Members of India’s Bharat Diamond Bourse recently voted to reverse a long-term ban on trading the stones within its premises, while a report conducted by research firm The MVEye found approximately 38 per cent of US independent jewellery retailers now stock lab-created diamonds, with 80 per cent of consumers aware of the stones – compared with less than 10 per cent in 2012.

Yehuda Diamond Company has launched the latest model of its Sherlock Holmes device, which can detect both chemical vapour deposition (CVD) and high-pressure high-temperature (HPHT) lab-created diamonds.

“The new Sherlock Holmes is user friendly with a laptop-style screen lift up, and we have fine-tuned the accuracy and added an array of tests, multiple sensitivities and views,” Yehuda said.

The 3.0 model also boasts a more accessible design and easier detection of diamond simulants, such as cubic zirconia.

At the same time, several improvements have been made. The new model has a significantly lower false-positive rate than the previous model’s rate of 2.2–2.5 per cent.

“Using the new eight-times magnification view, a 0.005-carat diamond looks like a 2-carat diamond on the screen, making detection of the smallest diamonds and simulants very easy.
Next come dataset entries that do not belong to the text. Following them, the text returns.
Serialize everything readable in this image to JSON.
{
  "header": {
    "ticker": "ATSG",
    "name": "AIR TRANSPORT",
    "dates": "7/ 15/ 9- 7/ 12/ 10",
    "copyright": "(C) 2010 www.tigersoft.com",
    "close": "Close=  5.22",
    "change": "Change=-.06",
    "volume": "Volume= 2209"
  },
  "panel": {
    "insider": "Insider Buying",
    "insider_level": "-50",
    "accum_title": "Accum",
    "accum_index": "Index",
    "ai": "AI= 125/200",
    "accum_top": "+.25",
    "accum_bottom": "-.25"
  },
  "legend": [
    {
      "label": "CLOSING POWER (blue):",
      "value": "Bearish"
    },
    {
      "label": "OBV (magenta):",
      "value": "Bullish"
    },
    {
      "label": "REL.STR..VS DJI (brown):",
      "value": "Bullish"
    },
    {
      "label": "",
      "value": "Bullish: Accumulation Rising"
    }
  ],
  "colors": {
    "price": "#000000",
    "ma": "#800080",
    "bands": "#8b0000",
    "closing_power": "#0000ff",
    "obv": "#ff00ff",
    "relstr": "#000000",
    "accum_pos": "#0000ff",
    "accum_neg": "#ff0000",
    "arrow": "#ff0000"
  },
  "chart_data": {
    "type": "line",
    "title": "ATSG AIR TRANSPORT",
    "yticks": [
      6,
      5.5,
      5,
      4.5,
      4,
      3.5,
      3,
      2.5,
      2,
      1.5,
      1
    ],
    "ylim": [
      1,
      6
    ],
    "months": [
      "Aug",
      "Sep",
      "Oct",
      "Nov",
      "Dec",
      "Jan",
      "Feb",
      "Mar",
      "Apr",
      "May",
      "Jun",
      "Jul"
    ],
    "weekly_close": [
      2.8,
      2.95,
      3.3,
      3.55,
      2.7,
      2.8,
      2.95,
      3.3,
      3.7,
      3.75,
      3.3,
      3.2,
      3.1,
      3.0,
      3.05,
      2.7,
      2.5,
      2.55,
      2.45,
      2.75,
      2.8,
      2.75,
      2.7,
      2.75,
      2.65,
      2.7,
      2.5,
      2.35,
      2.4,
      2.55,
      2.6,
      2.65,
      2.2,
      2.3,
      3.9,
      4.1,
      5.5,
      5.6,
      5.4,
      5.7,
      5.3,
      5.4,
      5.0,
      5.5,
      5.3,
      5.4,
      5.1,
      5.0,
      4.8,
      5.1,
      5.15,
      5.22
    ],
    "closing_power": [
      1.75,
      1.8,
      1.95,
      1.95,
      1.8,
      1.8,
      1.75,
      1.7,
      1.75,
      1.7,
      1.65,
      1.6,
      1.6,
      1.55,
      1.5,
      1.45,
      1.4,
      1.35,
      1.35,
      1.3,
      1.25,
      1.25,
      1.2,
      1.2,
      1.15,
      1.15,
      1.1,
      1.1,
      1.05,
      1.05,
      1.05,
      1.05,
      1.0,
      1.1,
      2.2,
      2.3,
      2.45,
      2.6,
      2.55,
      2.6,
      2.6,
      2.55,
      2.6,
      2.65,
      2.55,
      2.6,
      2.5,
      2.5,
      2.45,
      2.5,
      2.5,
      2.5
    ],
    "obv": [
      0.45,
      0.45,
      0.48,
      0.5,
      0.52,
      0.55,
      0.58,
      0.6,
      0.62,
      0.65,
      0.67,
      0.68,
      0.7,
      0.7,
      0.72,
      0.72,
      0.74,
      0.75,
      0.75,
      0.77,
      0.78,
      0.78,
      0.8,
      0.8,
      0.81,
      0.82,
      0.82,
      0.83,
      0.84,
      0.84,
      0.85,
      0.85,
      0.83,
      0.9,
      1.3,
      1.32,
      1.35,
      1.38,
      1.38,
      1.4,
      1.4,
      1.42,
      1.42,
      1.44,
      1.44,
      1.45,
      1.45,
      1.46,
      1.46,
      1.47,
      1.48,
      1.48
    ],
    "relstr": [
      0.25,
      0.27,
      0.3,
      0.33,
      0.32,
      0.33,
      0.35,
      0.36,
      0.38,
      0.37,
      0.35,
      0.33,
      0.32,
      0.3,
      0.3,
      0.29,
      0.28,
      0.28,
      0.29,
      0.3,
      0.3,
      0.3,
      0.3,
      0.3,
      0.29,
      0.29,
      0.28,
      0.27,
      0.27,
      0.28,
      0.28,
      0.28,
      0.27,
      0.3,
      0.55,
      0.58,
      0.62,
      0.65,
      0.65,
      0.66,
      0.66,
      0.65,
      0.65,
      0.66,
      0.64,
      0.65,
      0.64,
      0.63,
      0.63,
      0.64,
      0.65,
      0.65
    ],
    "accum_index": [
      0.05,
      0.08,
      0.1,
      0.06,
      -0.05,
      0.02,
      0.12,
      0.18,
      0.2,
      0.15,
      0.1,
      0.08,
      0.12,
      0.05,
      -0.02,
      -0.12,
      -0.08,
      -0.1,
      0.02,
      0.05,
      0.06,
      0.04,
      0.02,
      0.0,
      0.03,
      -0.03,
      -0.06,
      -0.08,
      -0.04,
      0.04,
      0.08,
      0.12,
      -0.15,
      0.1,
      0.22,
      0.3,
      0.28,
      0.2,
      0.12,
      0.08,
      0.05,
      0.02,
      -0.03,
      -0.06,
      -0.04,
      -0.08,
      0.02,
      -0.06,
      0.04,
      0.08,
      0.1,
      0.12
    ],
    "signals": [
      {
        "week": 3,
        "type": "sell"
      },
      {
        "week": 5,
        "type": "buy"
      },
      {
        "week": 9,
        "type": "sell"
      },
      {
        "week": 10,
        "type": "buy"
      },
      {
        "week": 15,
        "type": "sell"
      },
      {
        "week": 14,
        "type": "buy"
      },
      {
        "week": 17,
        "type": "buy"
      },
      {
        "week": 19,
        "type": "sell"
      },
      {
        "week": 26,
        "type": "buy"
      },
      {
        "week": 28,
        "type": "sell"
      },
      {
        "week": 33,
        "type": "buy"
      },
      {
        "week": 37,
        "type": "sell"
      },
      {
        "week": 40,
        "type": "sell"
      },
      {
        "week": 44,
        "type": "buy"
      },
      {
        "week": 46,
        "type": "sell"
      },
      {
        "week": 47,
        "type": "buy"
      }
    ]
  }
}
Plus, the internal long-wave UV [ultraviolet light] test dramatically reduces the small amount of false positive results.”

 Designed by Yehuda Diamond Company founder Zvi Yehuda, the Sherlock Holmes 3.0 retains the previous model’s 100 per cent detection rate of CVD and HPHT stones, as assessed by the Natural Diamond Council’s Project ASSURE testing process.

Yehuda added, “We are confident that our newest lab-grown diamond detector will outperform every other detector that is currently scheduled to be released, even the ones that are priced significantly higher.”

Yehuda’s first detector, the Sherlock Holmes 1.0, debuted in 2017; the 2.0 model was released in March 2019 and was widely adopted across the industry, being used by a number of international grading laboratories as well as jewellery companies Tiffany & Co. and Graff.